On the Is This What They Call Jazz Over There? front, Osaka’s bizarro Boredoms bummed out a big crowd of devotees. Their new lineup relies on duration and repetition, a blast on record. But in the boomy South Street Seaport Atrium, with three drummers prolonging climaxes for 10 or 15 minutes straight, it was numbing. French prog-rock heroes Magma, on the other hand, had the clock on their team at their first NYC appearance in 25 years or so. I spent half an hour (meaning the first two-thirds of the first song) snickering at their excesses (extended tweedly solos, a row of vocalists harmonizing in the language that drummer Christian Vander invented, Vander’s geekgasm faces) before I noticed my middle and ring fingers curling into the international “this rocks” sign.
The biggest rock buzz, though, came from the New York Art Quartet’s 35-year reunion Sunday night at the Seaport Atrium.
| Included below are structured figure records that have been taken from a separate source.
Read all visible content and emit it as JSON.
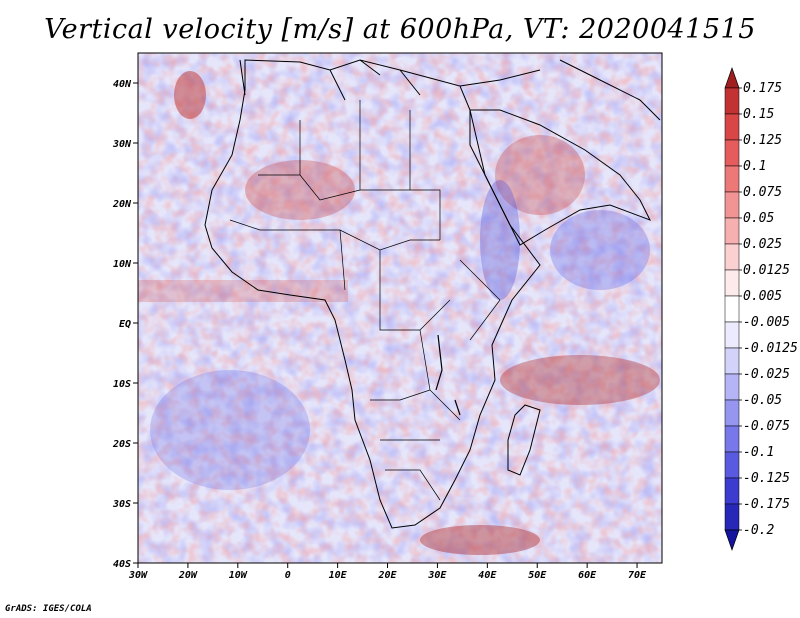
{
  "title": "Vertical velocity [m/s] at 600hPa, VT: 2020041515",
  "credit": "GrADS: IGES/COLA",
  "map": {
    "lon_labels": [
      "30W",
      "20W",
      "10W",
      "0",
      "10E",
      "20E",
      "30E",
      "40E",
      "50E",
      "60E",
      "70E"
    ],
    "lat_labels": [
      "40N",
      "30N",
      "20N",
      "10N",
      "EQ",
      "10S",
      "20S",
      "30S",
      "40S"
    ],
    "lon_range": [
      -30,
      75
    ],
    "lat_range": [
      -40,
      45
    ],
    "colors": {
      "background": "#e8e8ff",
      "coast": "#000000"
    }
  },
  "colorbar": {
    "levels": [
      "0.175",
      "0.15",
      "0.125",
      "0.1",
      "0.075",
      "0.05",
      "0.025",
      "0.0125",
      "0.005",
      "-0.005",
      "-0.0125",
      "-0.025",
      "-0.05",
      "-0.075",
      "-0.1",
      "-0.125",
      "-0.175",
      "-0.2"
    ],
    "colors": [
      "#a01e1e",
      "#c23232",
      "#d84646",
      "#e45c5c",
      "#ec7878",
      "#f29494",
      "#f6b0b0",
      "#fad0d0",
      "#fdebeb",
      "#ffffff",
      "#ebebfd",
      "#d2d2fa",
      "#b4b4f6",
      "#9696f0",
      "#7878ea",
      "#5a5ae0",
      "#3c3cd0",
      "#2828b8",
      "#1414a0"
    ]
  }
}
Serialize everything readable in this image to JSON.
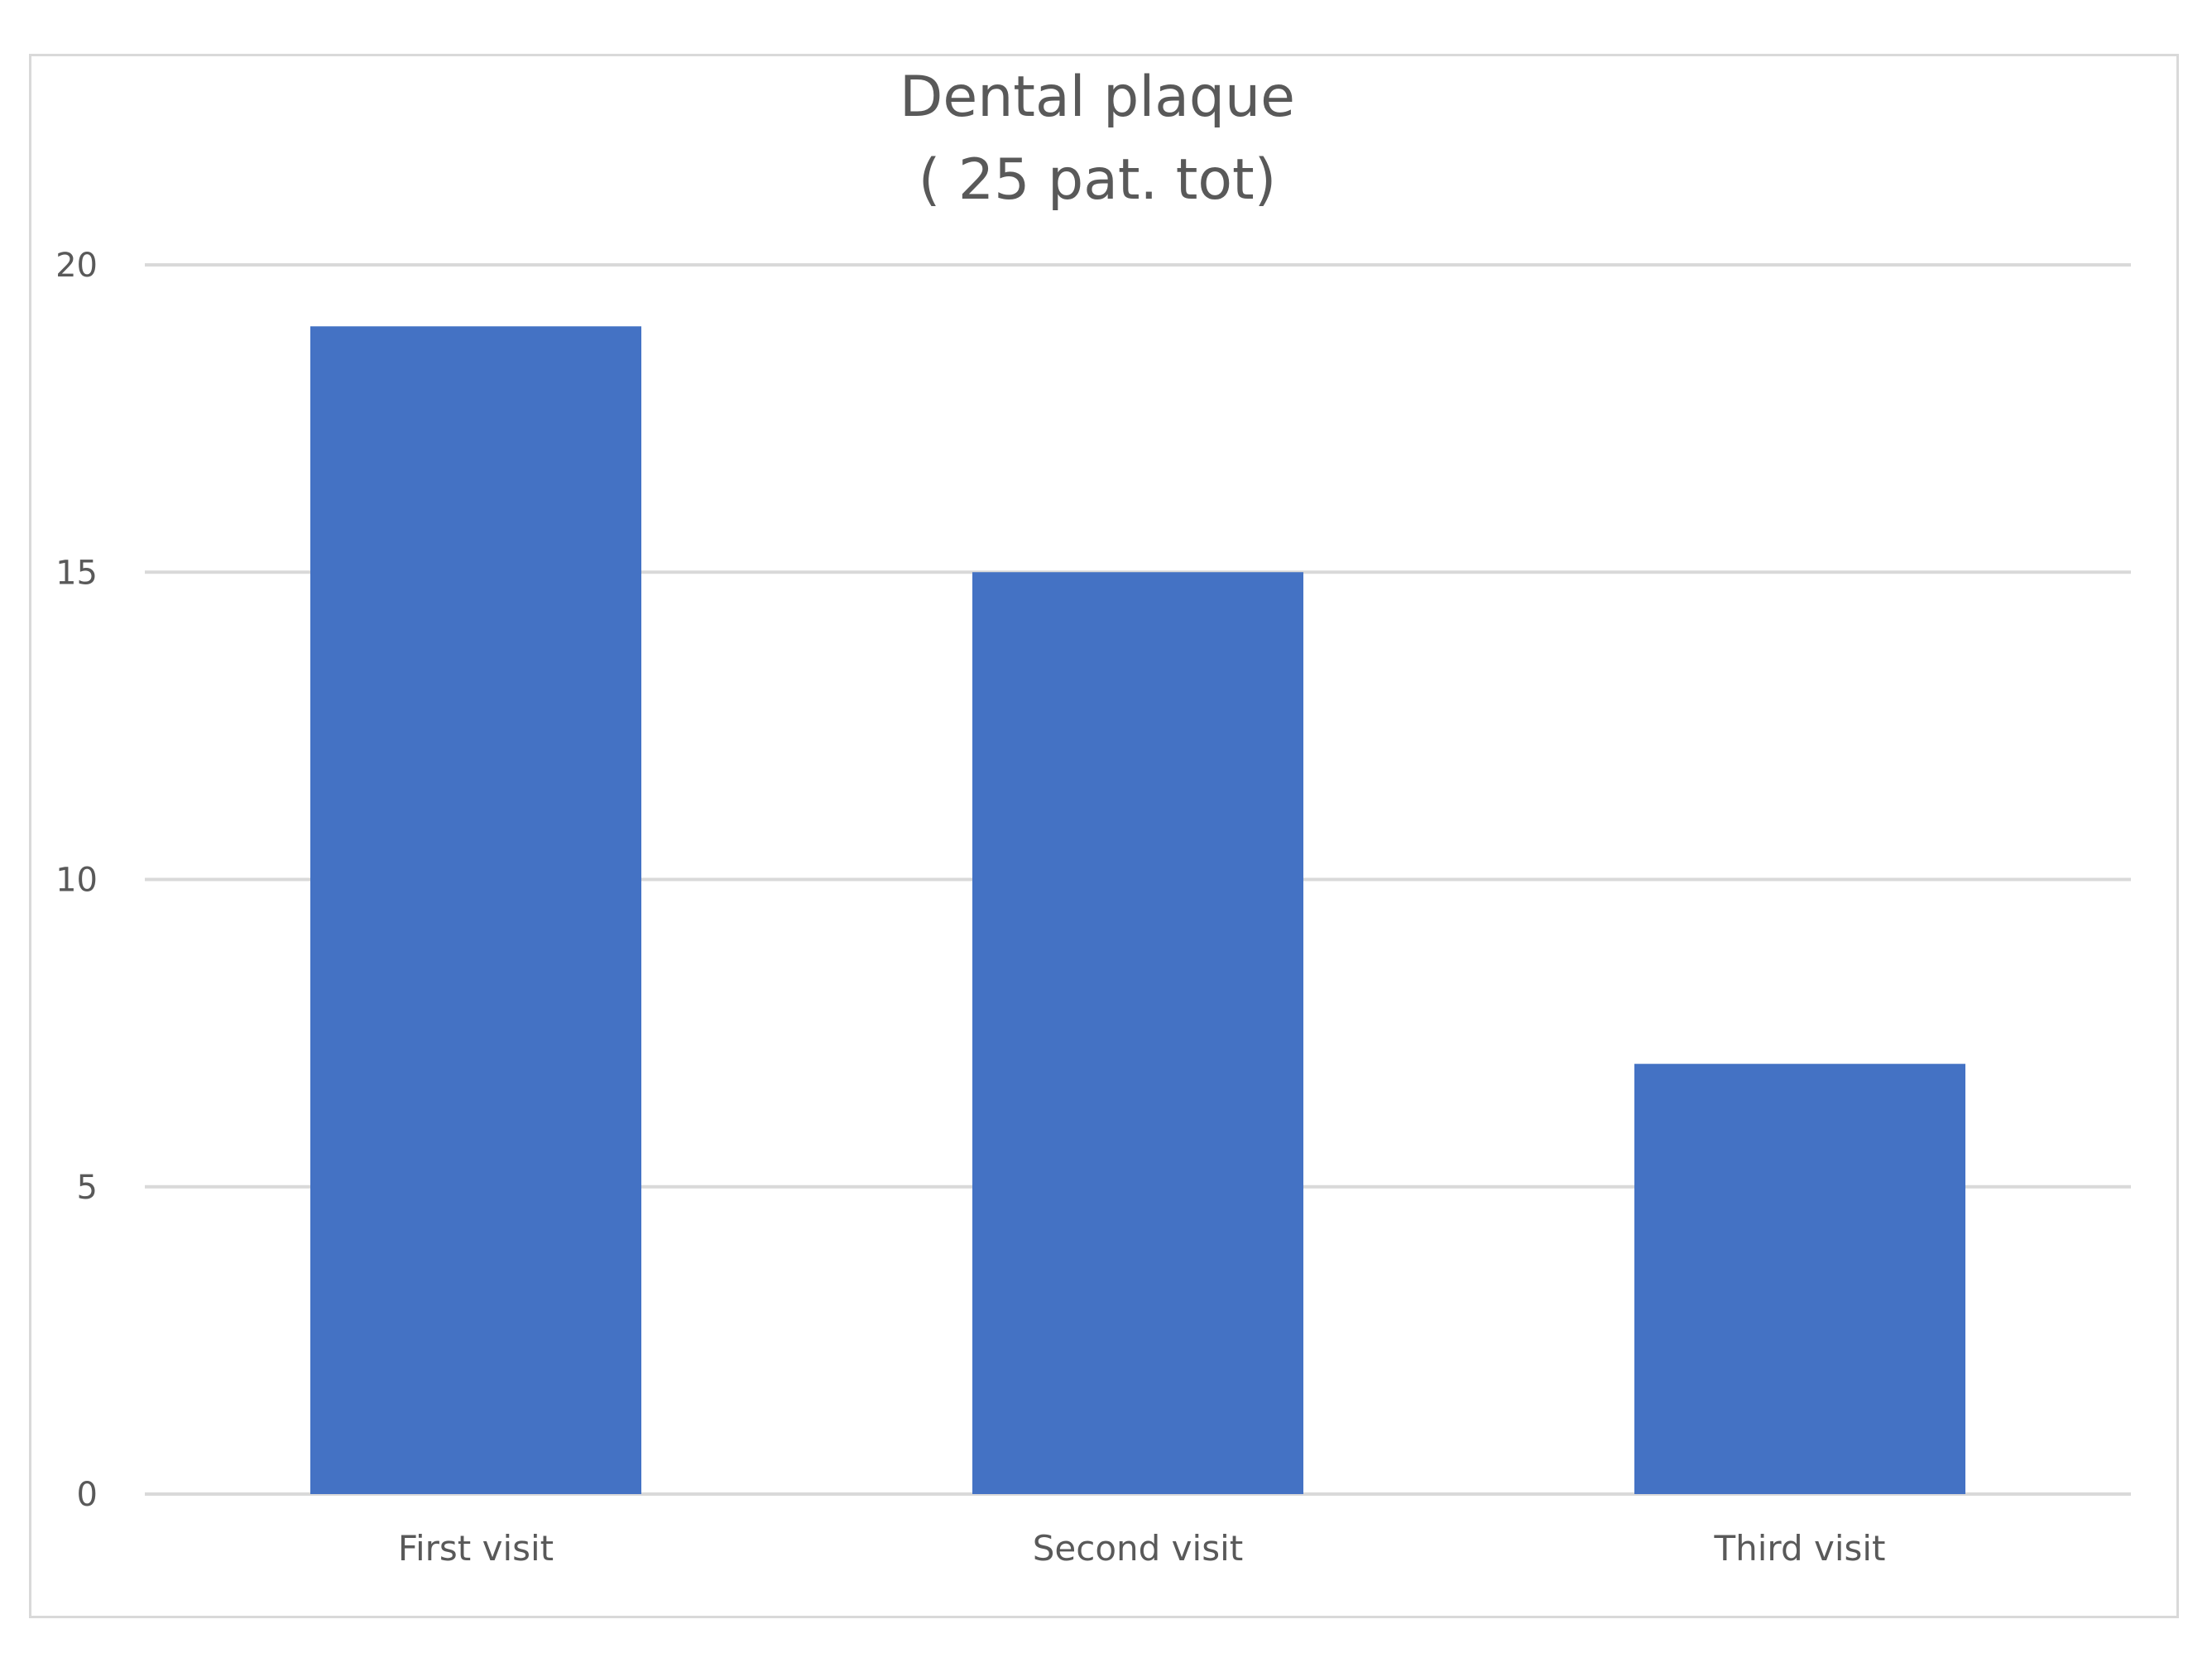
{
  "chart_data": {
    "type": "bar",
    "title": "Dental plaque",
    "subtitle": "( 25 pat. tot)",
    "categories": [
      "First visit",
      "Second visit",
      "Third visit"
    ],
    "values": [
      19,
      15,
      7
    ],
    "ylim": [
      0,
      20
    ],
    "yticks": [
      "0",
      "5",
      "10",
      "15",
      "20"
    ],
    "xlabel": "",
    "ylabel": "",
    "grid": true,
    "legend": "none",
    "bar_color": "#4472c4",
    "grid_color": "#d9d9d9"
  }
}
They had the makings of a great rock’n’roll band: a charismatic vocalist (poet Amiri Baraka, who introduced himself with an EEYAAARRRGH that swiveled heads throughout the Atrium’s food court), energetic (free-form) beats (from the masterful Milford Graves, who also contributed some speaking-in-tongues and a bit of interpretive dance), and hoots of delight from a very young crowd (most of whom wouldn’t have thought of coming if Sonic Youth hadn’t been headlining). The Youths themselves, with Ikue Mori sitting in on extra percussion, make a better guitar band than a jazz unit: their songs were confident and idiosyncratic, their improv-based piece pretty dismal. Still, they’re pointing their fans toward the fringes they love, which addresses the problem of the moment more directly. There’s no shortage of excellence in the trickier reaches of jazz right now— just of people around to hear it.